Wednesday, June 01, 2011
8842: Weighing In On Obesity.
From USA TODAY…
Genetics drives obesity; so don’t judge
By David Linden
Why can’t that obese man just eat less and exercise more? He lacks willpower, surely.
It’s a value judgment that is made countless times a day, in our lives and in the news media. But these attitudes are destructive, cruel and scientifically wrong.
Willpower is a fine thing, but the best intentions of this man’s conscious mind — indeed, all of ours — must struggle against tens of thousands of years of evolutionary history. Simply put, our bodies contain appetite-control circuits that make it very hard to lose a lot of weight and keep it off.
Body fat secretes a hormone called leptin, and this hormone is carried by circulating blood and passes into the brain to reduce appetite. When we lose weight, less body fat means that less leptin gets to the brain. This causes a strong subconscious drive to eat and makes foods — particularly fatty and sweet foods — more pleasurable when consumed. The more weight that is lost, the stronger this drive will be.
While moderate weight loss can be maintained through willful monitoring of food intake and exercise, and dramatic weight loss can be achieved temporarily, it is very difficult for most people to maintain an extreme loss of weight over the long term because of this leptin-feedback system.
Even liposuction is only a temporary fix: Removal of fat from the body reduces levels of leptin, thereby increasing appetite. This is the sad yet unavoidable truth that the multibillion dollar weight-loss industry — from diet book authors to weight-loss reality shows to manufactured “diet foods” — doesn’t want you to know.
Unfair and cruel stereotyping
The ugly flip side of the notion that dramatic sustained weight loss is within everyone’s grasp is the idea that if you’re overweight, it’s just because you’re just a lazy slug.
Depicting an overweight character in a TV sitcom or a film is an easy shorthand: This person is sloppy, unsexy and lacking in self-control. Not like us.
Here’s the root of the problem: Evolution is slow, but cultures and technology can change quickly. For most of our human history we rarely had access to sweet or fatty foods. We belonged to hunter-gatherer societies and burned a lot of energy in everyday tasks. In that distant past, it made sense to have an appetite-control system in the brain that made eating those sweet, fatty foods highly pleasurable. This behavior was useful to pack on the pounds when these energy-rich foods were available so that you wouldn’t starve during the next protracted famine.
Today, when we try to lose large amounts of weight and keep it off, we are fighting against an evolutionary history geared to a food landscape that no longer exists. Our appetites are calibrated to a diet of roots and shoots and very little meats or sweets — not the McDonald’s Extra Value Meal and a 64-ounce soda.
But why, given access to unlimited calories, as is the case for most of us North Americans, will only some people become obese? Is there evidence for a genetic component, or is it all the result of environmental factors?
For a significant fraction of the world’s population, environmental concerns are overriding: If you don’t have access to sufficient nutrition, you can’t become obese. Likewise, many cultural factors as well as aspects of an individual’s life history also come into play. Stress also has an important role in appetite that is produced by stress hormone action in the brain.
The role of genetics
However, surprisingly, data from adopted twin studies indicate that in the United States, about 80% of the variation in body weight is determined by genes. Again, that’s about the same degree of heritability as a characteristic such as height, and much greater than that for other conditions that we now clearly regard as running in families, including breast cancer, schizophrenia and heart disease.

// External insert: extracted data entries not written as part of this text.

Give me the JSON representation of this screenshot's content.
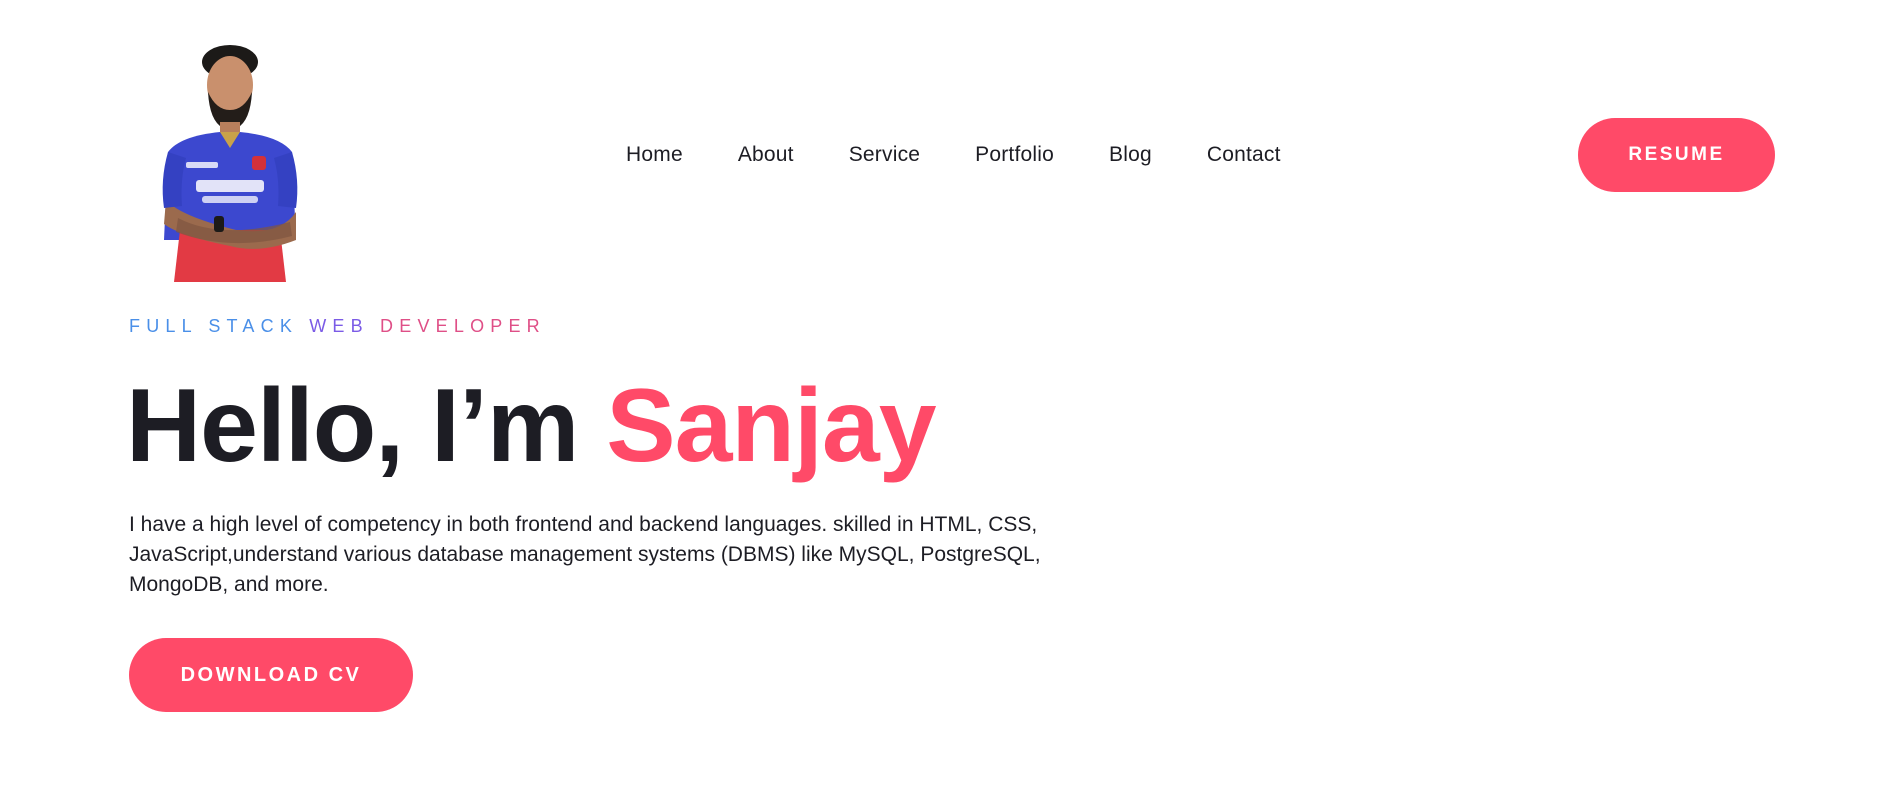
{
  "header": {
    "logo_icon": "profile-photo-icon",
    "nav": [
      {
        "label": "Home"
      },
      {
        "label": "About"
      },
      {
        "label": "Service"
      },
      {
        "label": "Portfolio"
      },
      {
        "label": "Blog"
      },
      {
        "label": "Contact"
      }
    ],
    "resume_label": "RESUME"
  },
  "hero": {
    "subtitle_part1": "FULL STACK ",
    "subtitle_part2": "WEB ",
    "subtitle_part3": "DEVELOPER",
    "headline_prefix": "Hello, I’m ",
    "headline_name": "Sanjay",
    "description": "I have a high level of competency in both frontend and backend languages. skilled in HTML, CSS, JavaScript,understand various database management systems (DBMS) like MySQL, PostgreSQL, MongoDB, and more.",
    "download_label": "DOWNLOAD CV"
  },
  "colors": {
    "accent": "#ff4a68",
    "text": "#1d1d24",
    "gradient_start": "#4a8fe8",
    "gradient_mid": "#7b5be6",
    "gradient_end": "#df4f87"
  }
}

Yet, we don’t typically call a heart disease sufferer a weak-willed loser.
Brain-imaging studies of obese patients indicate that a genetically determined alteration in the brain’s pleasure circuitry makes them crave food more while getting less pleasure from eating than those in a lean control group.
The idea that eating is an entirely conscious and voluntary behavior is deeply rooted in our culture. When we show compassion to the overweight, we must confront the difficult truth that we are not pure creatures of free will. We are — all of us — subject to powerful subconscious forces that influence our behavior.
It’s not just that fat guy.
David J. Linden is a professor of neuroscience at The Johns Hopkins University School of Medicine and the author of the new book The Compass of Pleasure.